An Accelerated Communication-Efficient Primal-Dual Optimization Framework for Structured Machine Learning
This work addresses communication efficiency for distributed machine learning training, but it is incremental as it builds on existing CoCoA+ methods.
The paper tackles the communication bottleneck in distributed optimization for large-scale machine learning by proposing an accelerated variant of the CoCoA+ framework, achieving a faster convergence rate of O(1/t^2) compared to the previous O(1/t) and showing reduced constants in the bounds.

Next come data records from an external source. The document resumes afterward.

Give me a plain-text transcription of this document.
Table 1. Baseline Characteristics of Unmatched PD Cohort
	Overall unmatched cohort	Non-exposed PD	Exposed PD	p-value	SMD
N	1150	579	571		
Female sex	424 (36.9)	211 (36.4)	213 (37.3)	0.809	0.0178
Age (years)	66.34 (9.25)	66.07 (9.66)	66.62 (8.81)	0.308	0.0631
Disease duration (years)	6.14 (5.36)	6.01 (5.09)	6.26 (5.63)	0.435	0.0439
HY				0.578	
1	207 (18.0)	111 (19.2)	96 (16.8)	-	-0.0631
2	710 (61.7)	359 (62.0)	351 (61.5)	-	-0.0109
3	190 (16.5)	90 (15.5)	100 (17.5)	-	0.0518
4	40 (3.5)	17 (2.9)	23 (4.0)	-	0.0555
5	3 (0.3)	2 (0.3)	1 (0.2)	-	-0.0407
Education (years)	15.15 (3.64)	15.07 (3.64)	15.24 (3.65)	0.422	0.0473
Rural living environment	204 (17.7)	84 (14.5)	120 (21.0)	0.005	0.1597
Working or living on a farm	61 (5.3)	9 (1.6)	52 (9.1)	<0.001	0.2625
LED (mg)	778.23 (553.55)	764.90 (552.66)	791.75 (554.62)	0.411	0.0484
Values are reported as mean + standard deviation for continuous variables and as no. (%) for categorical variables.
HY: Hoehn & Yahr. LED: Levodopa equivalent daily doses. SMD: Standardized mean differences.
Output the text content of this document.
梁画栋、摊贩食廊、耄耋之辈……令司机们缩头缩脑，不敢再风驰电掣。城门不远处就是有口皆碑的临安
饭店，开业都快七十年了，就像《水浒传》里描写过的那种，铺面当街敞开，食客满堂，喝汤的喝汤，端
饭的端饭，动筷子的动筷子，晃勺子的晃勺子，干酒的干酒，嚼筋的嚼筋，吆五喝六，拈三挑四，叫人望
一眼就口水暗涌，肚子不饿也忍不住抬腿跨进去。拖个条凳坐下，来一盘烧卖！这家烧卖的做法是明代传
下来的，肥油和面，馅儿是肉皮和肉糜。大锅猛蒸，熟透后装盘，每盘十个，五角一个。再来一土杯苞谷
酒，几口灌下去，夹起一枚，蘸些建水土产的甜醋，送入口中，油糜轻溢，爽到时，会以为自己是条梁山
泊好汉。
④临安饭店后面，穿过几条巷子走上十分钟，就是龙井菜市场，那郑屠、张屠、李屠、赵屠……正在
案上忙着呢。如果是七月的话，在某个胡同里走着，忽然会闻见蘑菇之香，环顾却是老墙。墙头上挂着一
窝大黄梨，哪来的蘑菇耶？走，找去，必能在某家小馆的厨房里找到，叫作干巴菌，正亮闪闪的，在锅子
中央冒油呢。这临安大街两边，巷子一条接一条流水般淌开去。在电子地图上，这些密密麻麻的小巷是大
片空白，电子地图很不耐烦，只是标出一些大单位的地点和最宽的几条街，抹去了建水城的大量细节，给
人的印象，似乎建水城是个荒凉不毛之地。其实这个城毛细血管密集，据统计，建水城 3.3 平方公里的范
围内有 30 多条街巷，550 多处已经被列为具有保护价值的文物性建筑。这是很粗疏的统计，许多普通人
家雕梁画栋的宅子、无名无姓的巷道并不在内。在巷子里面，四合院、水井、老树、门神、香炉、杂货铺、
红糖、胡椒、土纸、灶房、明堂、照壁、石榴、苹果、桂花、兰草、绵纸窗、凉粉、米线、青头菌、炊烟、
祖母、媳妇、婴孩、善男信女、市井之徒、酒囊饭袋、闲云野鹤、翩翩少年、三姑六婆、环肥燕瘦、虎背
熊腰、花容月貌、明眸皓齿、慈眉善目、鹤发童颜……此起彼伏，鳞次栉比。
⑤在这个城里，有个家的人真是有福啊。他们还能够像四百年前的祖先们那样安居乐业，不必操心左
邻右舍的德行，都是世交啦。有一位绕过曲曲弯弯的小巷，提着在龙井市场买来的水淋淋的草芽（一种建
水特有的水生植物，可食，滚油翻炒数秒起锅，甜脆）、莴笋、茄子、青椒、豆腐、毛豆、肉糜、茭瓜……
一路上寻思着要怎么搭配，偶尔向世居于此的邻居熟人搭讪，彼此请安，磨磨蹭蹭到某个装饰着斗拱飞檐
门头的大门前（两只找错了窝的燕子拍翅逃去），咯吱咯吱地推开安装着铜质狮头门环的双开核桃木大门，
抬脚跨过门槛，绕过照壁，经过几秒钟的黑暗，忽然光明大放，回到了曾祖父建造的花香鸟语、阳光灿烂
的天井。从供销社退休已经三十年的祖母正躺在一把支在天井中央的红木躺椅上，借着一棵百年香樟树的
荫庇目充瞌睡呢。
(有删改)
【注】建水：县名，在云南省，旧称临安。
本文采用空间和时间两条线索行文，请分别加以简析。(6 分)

Distributed optimization algorithms are essential for training machine learning models on very large-scale datasets. However, they often suffer from communication bottlenecks. Confronting this issue, a communication-efficient primal-dual coordinate ascent framework (CoCoA) and its improved variant CoCoA+ have been proposed, achieving a convergence rate of $\mathcal{O}(1/t)$ for solving empirical risk minimization problems with Lipschitz continuous losses. In this paper, an accelerated variant of CoCoA+ is proposed and shown to possess a convergence rate of $\mathcal{O}(1/t^2)$ in terms of reducing suboptimality. The analysis of this rate is also notable in that the convergence rate bounds involve constants that, except in extreme cases, are significantly reduced compared to those previously provided for CoCoA+. The results of numerical experiments are provided to show that acceleration can lead to significant performance gains.